Bringing an Old Wood Lathe Back to Life
I recently found a good deal on Craigslist for a 9″x 30″ Craftsman wood lathe. The lathe is in good shape and came with a spike dead center for the tailstock and a 4 point spike for the headstock. The lathe has 1MT tapers on both the spindle and tailstock. These work great for turning table legs, lamp posts and candlesticks, but not for cups, goblets, bowls or anything that needs to be hollowed out or has a bored out center.
The photo below shows the completed project with the chuck and adapter mounted to the lathe.
This project will be split into several articles. In this article we will discuss the planning of the project and the creation of a spindle copy which will allow for machining the external threads of the adapter once the internal threads are machined.
I found a Nova Midi chuck at the local Woodcraft store for a good price and picked it up.
Unfortunately, they did not have a spindle adapter that would adapt my lathe spindle to the chuck.

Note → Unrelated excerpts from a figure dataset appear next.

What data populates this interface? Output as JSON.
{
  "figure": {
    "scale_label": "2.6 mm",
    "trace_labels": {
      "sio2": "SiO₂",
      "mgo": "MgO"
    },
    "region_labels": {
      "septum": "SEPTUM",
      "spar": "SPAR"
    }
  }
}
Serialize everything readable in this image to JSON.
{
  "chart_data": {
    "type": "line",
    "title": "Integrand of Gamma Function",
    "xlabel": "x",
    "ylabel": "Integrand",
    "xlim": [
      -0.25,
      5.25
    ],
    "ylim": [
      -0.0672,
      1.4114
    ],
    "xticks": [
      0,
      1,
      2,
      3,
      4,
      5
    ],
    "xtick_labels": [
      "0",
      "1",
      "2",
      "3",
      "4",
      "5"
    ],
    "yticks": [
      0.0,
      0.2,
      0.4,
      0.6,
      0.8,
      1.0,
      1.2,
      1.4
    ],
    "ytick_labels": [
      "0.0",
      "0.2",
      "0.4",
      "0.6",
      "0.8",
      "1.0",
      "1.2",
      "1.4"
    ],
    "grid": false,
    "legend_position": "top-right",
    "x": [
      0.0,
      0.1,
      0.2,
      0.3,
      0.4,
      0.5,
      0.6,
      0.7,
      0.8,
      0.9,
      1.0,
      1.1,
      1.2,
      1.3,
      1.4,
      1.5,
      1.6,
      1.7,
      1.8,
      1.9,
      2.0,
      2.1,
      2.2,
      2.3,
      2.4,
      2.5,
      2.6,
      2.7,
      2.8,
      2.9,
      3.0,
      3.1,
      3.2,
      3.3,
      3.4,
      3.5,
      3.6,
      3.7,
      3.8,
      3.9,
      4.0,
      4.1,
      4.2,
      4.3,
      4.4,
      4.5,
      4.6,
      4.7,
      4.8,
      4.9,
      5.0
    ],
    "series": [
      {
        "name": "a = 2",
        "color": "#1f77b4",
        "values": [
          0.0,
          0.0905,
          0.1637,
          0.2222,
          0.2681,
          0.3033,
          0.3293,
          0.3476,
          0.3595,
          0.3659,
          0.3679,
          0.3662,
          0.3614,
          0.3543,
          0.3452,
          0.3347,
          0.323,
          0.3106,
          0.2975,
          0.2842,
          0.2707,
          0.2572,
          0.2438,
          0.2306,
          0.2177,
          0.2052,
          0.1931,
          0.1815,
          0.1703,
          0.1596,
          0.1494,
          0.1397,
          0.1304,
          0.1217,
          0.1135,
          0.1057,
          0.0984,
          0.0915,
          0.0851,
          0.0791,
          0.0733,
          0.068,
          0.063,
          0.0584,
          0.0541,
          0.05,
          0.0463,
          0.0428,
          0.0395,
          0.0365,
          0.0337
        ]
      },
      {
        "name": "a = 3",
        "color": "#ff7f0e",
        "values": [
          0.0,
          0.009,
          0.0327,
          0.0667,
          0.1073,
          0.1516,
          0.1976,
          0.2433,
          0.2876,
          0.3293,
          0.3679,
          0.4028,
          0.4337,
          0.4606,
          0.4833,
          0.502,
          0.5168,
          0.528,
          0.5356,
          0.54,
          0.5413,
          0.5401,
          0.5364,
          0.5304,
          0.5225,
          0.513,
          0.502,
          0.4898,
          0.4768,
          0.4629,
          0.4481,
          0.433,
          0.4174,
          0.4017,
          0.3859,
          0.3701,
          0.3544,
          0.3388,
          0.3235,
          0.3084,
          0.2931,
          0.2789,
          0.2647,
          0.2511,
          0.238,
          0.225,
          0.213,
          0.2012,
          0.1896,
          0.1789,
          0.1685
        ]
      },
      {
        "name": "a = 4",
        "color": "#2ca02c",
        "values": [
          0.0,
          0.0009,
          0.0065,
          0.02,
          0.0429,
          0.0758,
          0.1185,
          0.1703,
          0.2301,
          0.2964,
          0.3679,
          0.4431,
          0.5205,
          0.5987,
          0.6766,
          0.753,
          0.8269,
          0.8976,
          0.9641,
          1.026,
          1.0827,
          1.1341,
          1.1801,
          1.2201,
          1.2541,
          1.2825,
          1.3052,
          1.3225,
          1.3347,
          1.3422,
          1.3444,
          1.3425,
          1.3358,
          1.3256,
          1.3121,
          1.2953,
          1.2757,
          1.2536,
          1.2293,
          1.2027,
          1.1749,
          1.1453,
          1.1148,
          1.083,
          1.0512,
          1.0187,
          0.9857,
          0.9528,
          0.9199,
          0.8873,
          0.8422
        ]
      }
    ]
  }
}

The wood lathe has a 3/4″ 16 TPI spindle and the chuck requires a 1″ 8 TPI spindle.
Since I have a 7×10 Mini-Lathe, machining a chuck adapter seemed like a great project. This project would end up being the most complex machining project I had worked on up to this time. It involved drilling, boring, threading, turning and facing. All of the operations had to work together with enough precision to fit an old lathe and a new chuck.

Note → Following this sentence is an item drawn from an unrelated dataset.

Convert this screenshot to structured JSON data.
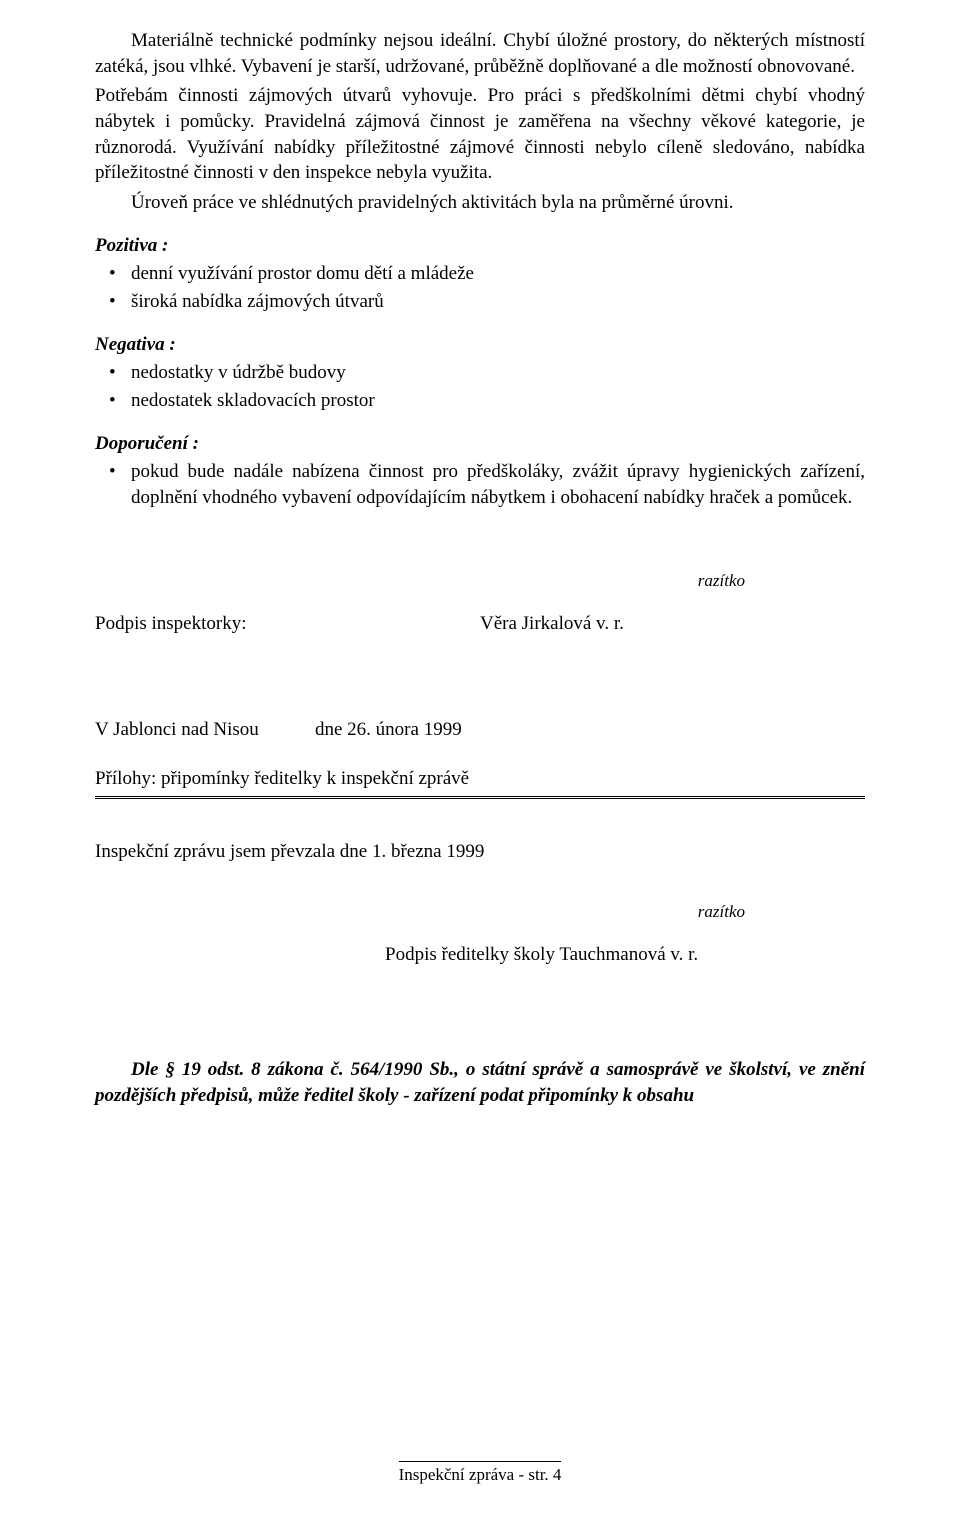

Planning out the Machining Process
Since the lathe spindle and the chuck are not compatible, the spindle would need an adapter to be able to attach the chuck, so I began making plans about how to build an adapter.

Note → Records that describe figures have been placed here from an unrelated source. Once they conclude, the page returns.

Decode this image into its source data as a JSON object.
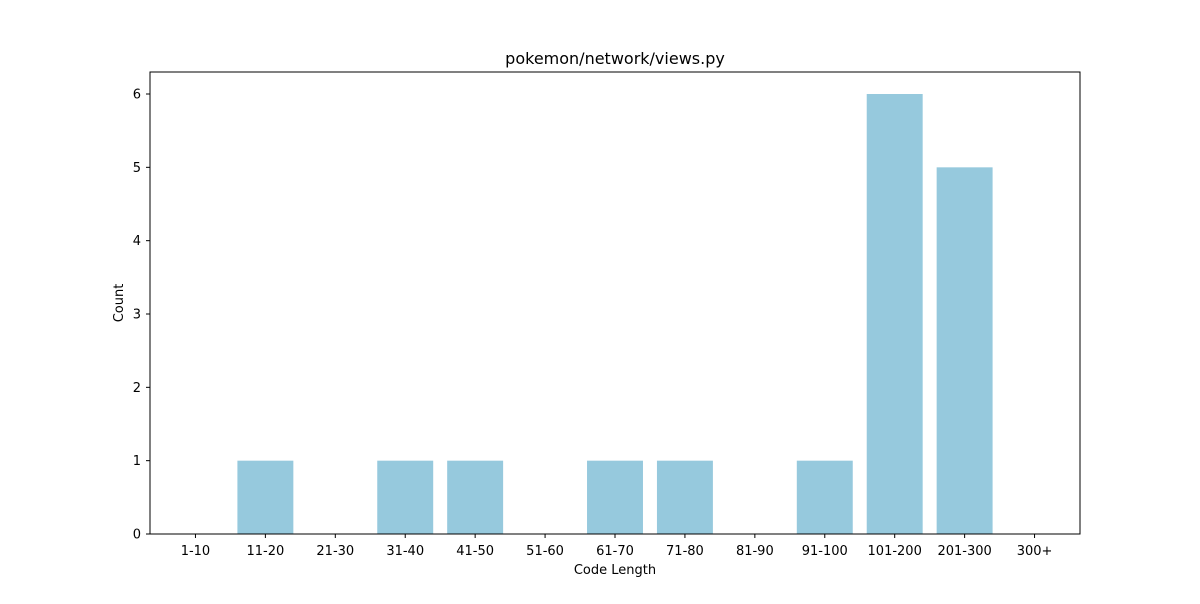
{
  "chart_data": {
    "type": "bar",
    "title": "pokemon/network/views.py",
    "xlabel": "Code Length",
    "ylabel": "Count",
    "categories": [
      "1-10",
      "11-20",
      "21-30",
      "31-40",
      "41-50",
      "51-60",
      "61-70",
      "71-80",
      "81-90",
      "91-100",
      "101-200",
      "201-300",
      "300+"
    ],
    "values": [
      0,
      1,
      0,
      1,
      1,
      0,
      1,
      1,
      0,
      1,
      6,
      5,
      0
    ],
    "ylim": [
      0,
      6.3
    ],
    "yticks": [
      0,
      1,
      2,
      3,
      4,
      5,
      6
    ],
    "bar_color": "#96c9dd",
    "grid": false,
    "legend": "none"
  }
}
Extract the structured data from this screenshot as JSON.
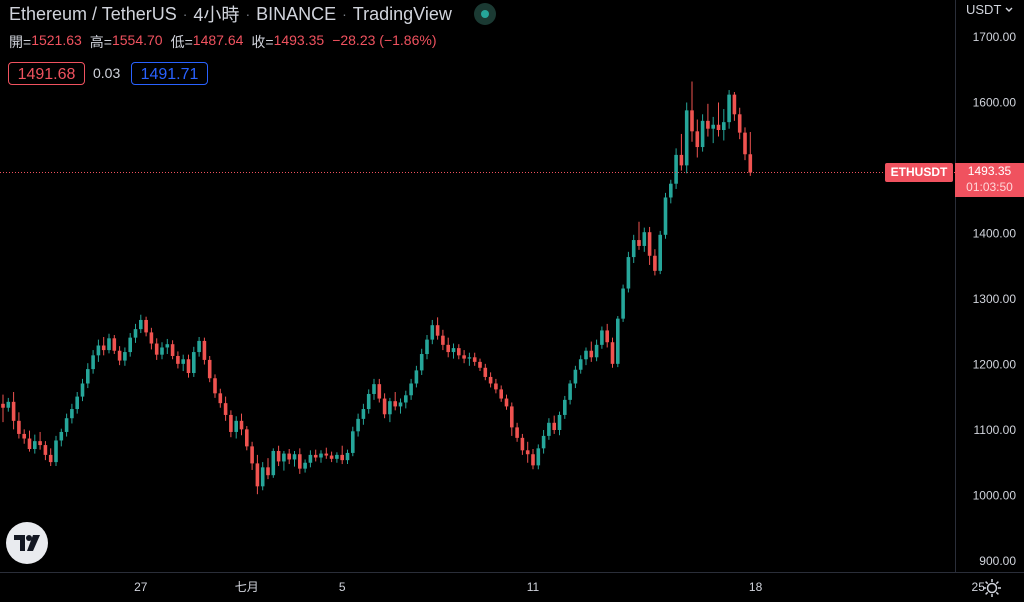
{
  "header": {
    "pair": "Ethereum / TetherUS",
    "interval": "4小時",
    "exchange": "BINANCE",
    "source": "TradingView",
    "sep": "·"
  },
  "ohlc": {
    "open_label": "開=",
    "open": "1521.63",
    "high_label": "高=",
    "high": "1554.70",
    "low_label": "低=",
    "low": "1487.64",
    "close_label": "收=",
    "close": "1493.35",
    "change": "−28.23 (−1.86%)"
  },
  "orderbook": {
    "sell": "1491.68",
    "spread": "0.03",
    "buy": "1491.71"
  },
  "price_axis": {
    "currency": "USDT",
    "dropdown_icon": "chevron-down-icon"
  },
  "last_price": {
    "symbol": "ETHUSDT",
    "price": "1493.35",
    "countdown": "01:03:50"
  },
  "colors": {
    "up": "#26a69a",
    "down": "#ef5350",
    "background": "#000000",
    "text": "#d1d4dc",
    "last_price": "#f0525f",
    "buy": "#2962ff"
  },
  "chart_data": {
    "type": "candlestick",
    "ylim": [
      900,
      1700
    ],
    "yticks": [
      900,
      1000,
      1100,
      1200,
      1300,
      1400,
      1500,
      1600,
      1700
    ],
    "ytick_labels": [
      "900.00",
      "1000.00",
      "1100.00",
      "1200.00",
      "1300.00",
      "1400.00",
      "1500.00",
      "1600.00",
      "1700.00"
    ],
    "xticks": [
      {
        "label": "27",
        "candle_index": 26
      },
      {
        "label": "七月",
        "candle_index": 46
      },
      {
        "label": "5",
        "candle_index": 64
      },
      {
        "label": "11",
        "candle_index": 100
      },
      {
        "label": "18",
        "candle_index": 142
      },
      {
        "label": "25",
        "candle_index": 184
      }
    ],
    "last_price": 1493.35,
    "candles": [
      [
        1140,
        1154,
        1112,
        1134
      ],
      [
        1134,
        1149,
        1128,
        1143
      ],
      [
        1143,
        1158,
        1101,
        1114
      ],
      [
        1114,
        1127,
        1087,
        1094
      ],
      [
        1094,
        1101,
        1079,
        1087
      ],
      [
        1087,
        1099,
        1067,
        1071
      ],
      [
        1071,
        1093,
        1064,
        1083
      ],
      [
        1083,
        1097,
        1070,
        1077
      ],
      [
        1077,
        1083,
        1054,
        1062
      ],
      [
        1062,
        1072,
        1045,
        1051
      ],
      [
        1051,
        1091,
        1045,
        1084
      ],
      [
        1084,
        1102,
        1075,
        1097
      ],
      [
        1097,
        1125,
        1090,
        1118
      ],
      [
        1118,
        1140,
        1110,
        1132
      ],
      [
        1132,
        1158,
        1125,
        1151
      ],
      [
        1151,
        1178,
        1144,
        1171
      ],
      [
        1171,
        1202,
        1164,
        1193
      ],
      [
        1193,
        1222,
        1186,
        1214
      ],
      [
        1214,
        1238,
        1204,
        1229
      ],
      [
        1229,
        1242,
        1214,
        1222
      ],
      [
        1222,
        1247,
        1217,
        1240
      ],
      [
        1240,
        1245,
        1216,
        1221
      ],
      [
        1221,
        1228,
        1199,
        1206
      ],
      [
        1206,
        1226,
        1198,
        1219
      ],
      [
        1219,
        1248,
        1212,
        1241
      ],
      [
        1241,
        1262,
        1233,
        1254
      ],
      [
        1254,
        1276,
        1248,
        1268
      ],
      [
        1268,
        1273,
        1243,
        1249
      ],
      [
        1249,
        1256,
        1223,
        1232
      ],
      [
        1232,
        1240,
        1207,
        1215
      ],
      [
        1215,
        1234,
        1208,
        1226
      ],
      [
        1226,
        1239,
        1216,
        1231
      ],
      [
        1231,
        1237,
        1208,
        1213
      ],
      [
        1213,
        1220,
        1194,
        1201
      ],
      [
        1201,
        1215,
        1190,
        1208
      ],
      [
        1208,
        1215,
        1180,
        1187
      ],
      [
        1187,
        1227,
        1181,
        1219
      ],
      [
        1219,
        1242,
        1212,
        1236
      ],
      [
        1236,
        1241,
        1200,
        1207
      ],
      [
        1207,
        1213,
        1173,
        1179
      ],
      [
        1179,
        1185,
        1149,
        1156
      ],
      [
        1156,
        1163,
        1134,
        1141
      ],
      [
        1141,
        1151,
        1114,
        1123
      ],
      [
        1123,
        1130,
        1089,
        1097
      ],
      [
        1097,
        1121,
        1087,
        1114
      ],
      [
        1114,
        1125,
        1092,
        1101
      ],
      [
        1101,
        1106,
        1069,
        1075
      ],
      [
        1075,
        1082,
        1039,
        1049
      ],
      [
        1049,
        1062,
        1002,
        1014
      ],
      [
        1014,
        1051,
        1008,
        1043
      ],
      [
        1043,
        1057,
        1025,
        1031
      ],
      [
        1031,
        1072,
        1027,
        1068
      ],
      [
        1068,
        1076,
        1045,
        1052
      ],
      [
        1052,
        1068,
        1038,
        1064
      ],
      [
        1064,
        1071,
        1048,
        1055
      ],
      [
        1055,
        1068,
        1044,
        1063
      ],
      [
        1063,
        1072,
        1033,
        1041
      ],
      [
        1041,
        1055,
        1035,
        1050
      ],
      [
        1050,
        1069,
        1043,
        1062
      ],
      [
        1062,
        1070,
        1052,
        1058
      ],
      [
        1058,
        1069,
        1050,
        1064
      ],
      [
        1064,
        1073,
        1056,
        1061
      ],
      [
        1061,
        1067,
        1051,
        1056
      ],
      [
        1056,
        1066,
        1050,
        1062
      ],
      [
        1062,
        1076,
        1048,
        1054
      ],
      [
        1054,
        1070,
        1048,
        1065
      ],
      [
        1065,
        1105,
        1060,
        1098
      ],
      [
        1098,
        1125,
        1090,
        1117
      ],
      [
        1117,
        1140,
        1108,
        1132
      ],
      [
        1132,
        1162,
        1125,
        1155
      ],
      [
        1155,
        1178,
        1146,
        1170
      ],
      [
        1170,
        1178,
        1142,
        1148
      ],
      [
        1148,
        1156,
        1118,
        1124
      ],
      [
        1124,
        1149,
        1112,
        1144
      ],
      [
        1144,
        1158,
        1130,
        1136
      ],
      [
        1136,
        1148,
        1125,
        1142
      ],
      [
        1142,
        1160,
        1133,
        1153
      ],
      [
        1153,
        1178,
        1146,
        1171
      ],
      [
        1171,
        1198,
        1165,
        1191
      ],
      [
        1191,
        1224,
        1184,
        1216
      ],
      [
        1216,
        1245,
        1208,
        1238
      ],
      [
        1238,
        1268,
        1231,
        1260
      ],
      [
        1260,
        1272,
        1238,
        1244
      ],
      [
        1244,
        1253,
        1222,
        1230
      ],
      [
        1230,
        1241,
        1211,
        1219
      ],
      [
        1219,
        1232,
        1209,
        1225
      ],
      [
        1225,
        1231,
        1208,
        1214
      ],
      [
        1214,
        1222,
        1202,
        1209
      ],
      [
        1209,
        1218,
        1198,
        1211
      ],
      [
        1211,
        1218,
        1198,
        1204
      ],
      [
        1204,
        1209,
        1190,
        1195
      ],
      [
        1195,
        1201,
        1176,
        1181
      ],
      [
        1181,
        1188,
        1165,
        1171
      ],
      [
        1171,
        1178,
        1156,
        1162
      ],
      [
        1162,
        1168,
        1143,
        1148
      ],
      [
        1148,
        1154,
        1131,
        1136
      ],
      [
        1136,
        1142,
        1091,
        1104
      ],
      [
        1104,
        1111,
        1082,
        1088
      ],
      [
        1088,
        1094,
        1062,
        1069
      ],
      [
        1069,
        1082,
        1050,
        1063
      ],
      [
        1063,
        1071,
        1040,
        1046
      ],
      [
        1046,
        1078,
        1040,
        1072
      ],
      [
        1072,
        1100,
        1064,
        1091
      ],
      [
        1091,
        1118,
        1085,
        1111
      ],
      [
        1111,
        1122,
        1094,
        1100
      ],
      [
        1100,
        1128,
        1092,
        1123
      ],
      [
        1123,
        1152,
        1117,
        1146
      ],
      [
        1146,
        1176,
        1139,
        1171
      ],
      [
        1171,
        1198,
        1164,
        1192
      ],
      [
        1192,
        1214,
        1186,
        1208
      ],
      [
        1208,
        1226,
        1199,
        1221
      ],
      [
        1221,
        1235,
        1204,
        1211
      ],
      [
        1211,
        1238,
        1205,
        1230
      ],
      [
        1230,
        1258,
        1224,
        1252
      ],
      [
        1252,
        1262,
        1226,
        1234
      ],
      [
        1234,
        1241,
        1195,
        1201
      ],
      [
        1201,
        1274,
        1196,
        1270
      ],
      [
        1270,
        1322,
        1265,
        1316
      ],
      [
        1316,
        1372,
        1310,
        1364
      ],
      [
        1364,
        1398,
        1355,
        1390
      ],
      [
        1390,
        1418,
        1375,
        1381
      ],
      [
        1381,
        1409,
        1372,
        1402
      ],
      [
        1402,
        1410,
        1352,
        1366
      ],
      [
        1366,
        1376,
        1336,
        1343
      ],
      [
        1343,
        1404,
        1338,
        1398
      ],
      [
        1398,
        1462,
        1392,
        1455
      ],
      [
        1455,
        1482,
        1446,
        1476
      ],
      [
        1476,
        1530,
        1468,
        1520
      ],
      [
        1520,
        1552,
        1496,
        1504
      ],
      [
        1504,
        1600,
        1492,
        1588
      ],
      [
        1588,
        1632,
        1540,
        1556
      ],
      [
        1556,
        1574,
        1516,
        1532
      ],
      [
        1532,
        1582,
        1525,
        1572
      ],
      [
        1572,
        1598,
        1548,
        1560
      ],
      [
        1560,
        1578,
        1538,
        1566
      ],
      [
        1566,
        1600,
        1548,
        1558
      ],
      [
        1558,
        1590,
        1542,
        1570
      ],
      [
        1570,
        1619,
        1560,
        1612
      ],
      [
        1612,
        1616,
        1572,
        1582
      ],
      [
        1582,
        1592,
        1544,
        1554
      ],
      [
        1554,
        1562,
        1512,
        1521
      ],
      [
        1521,
        1555,
        1488,
        1493
      ]
    ]
  }
}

Starting with a 1.5″ diameter steel rod, I would need to cut it to a rough length of 1.5″. The adapter would need to be bored out to accept the 3/4″ 16 TPI spindle, then it would need to be chucked in a way that I can cut the 8 TPI external threads. This process would require at least the following steps:
- Make a 3/4″ 16 TPI spindle copy to hold the adapter during external turning operations.
- Cut the stock to the correct length.
- Face both sides of the steel stock.
- Bore out the center of the stock to the correct size
- Cut the 3/4″ 16 TPI internal threads.
- Turn the outside of the stock to the correct size
- Cut the 8 TPI external threads.
- Turn a register on the back side of the adapter that will mate to the spindle register on the wood lathe.
Making the Spindle Copy
In order to ensure that the internal 3/4″ 16 TPI threads would mate to the spindle, it would be nice to be able to test the threads out. Since the wood lathe spindle cannot be removed without a lot of work, I would need to turn a copy of the 3/4″ 16 TPI threads of the spindle. Once made, this spindle copy can be used to hold the adapter while the external threads and register are being machined.
At the time, a 3/4″ 16 TPI threading operation was the largest thread I had ever attempted. Having performed a couple of other thread cutting operations, I figured that I could turn the spindle copy fairly easily. I decided to use a 4″ length of 3/4″ 6061 aluminum stock for the spindle copy.
Cutting threads in the aluminum stock was very easy to do under power. With a .050″ relief cut at the back end of the threads, there was plenty of room to disengage the carriage from the lead-screw.
In order to test the spindle copy threads, I used an existing female 3/4″ 16 TPI adapter for another chuck. The new aluminum spindle copy fit into the test adapter just right.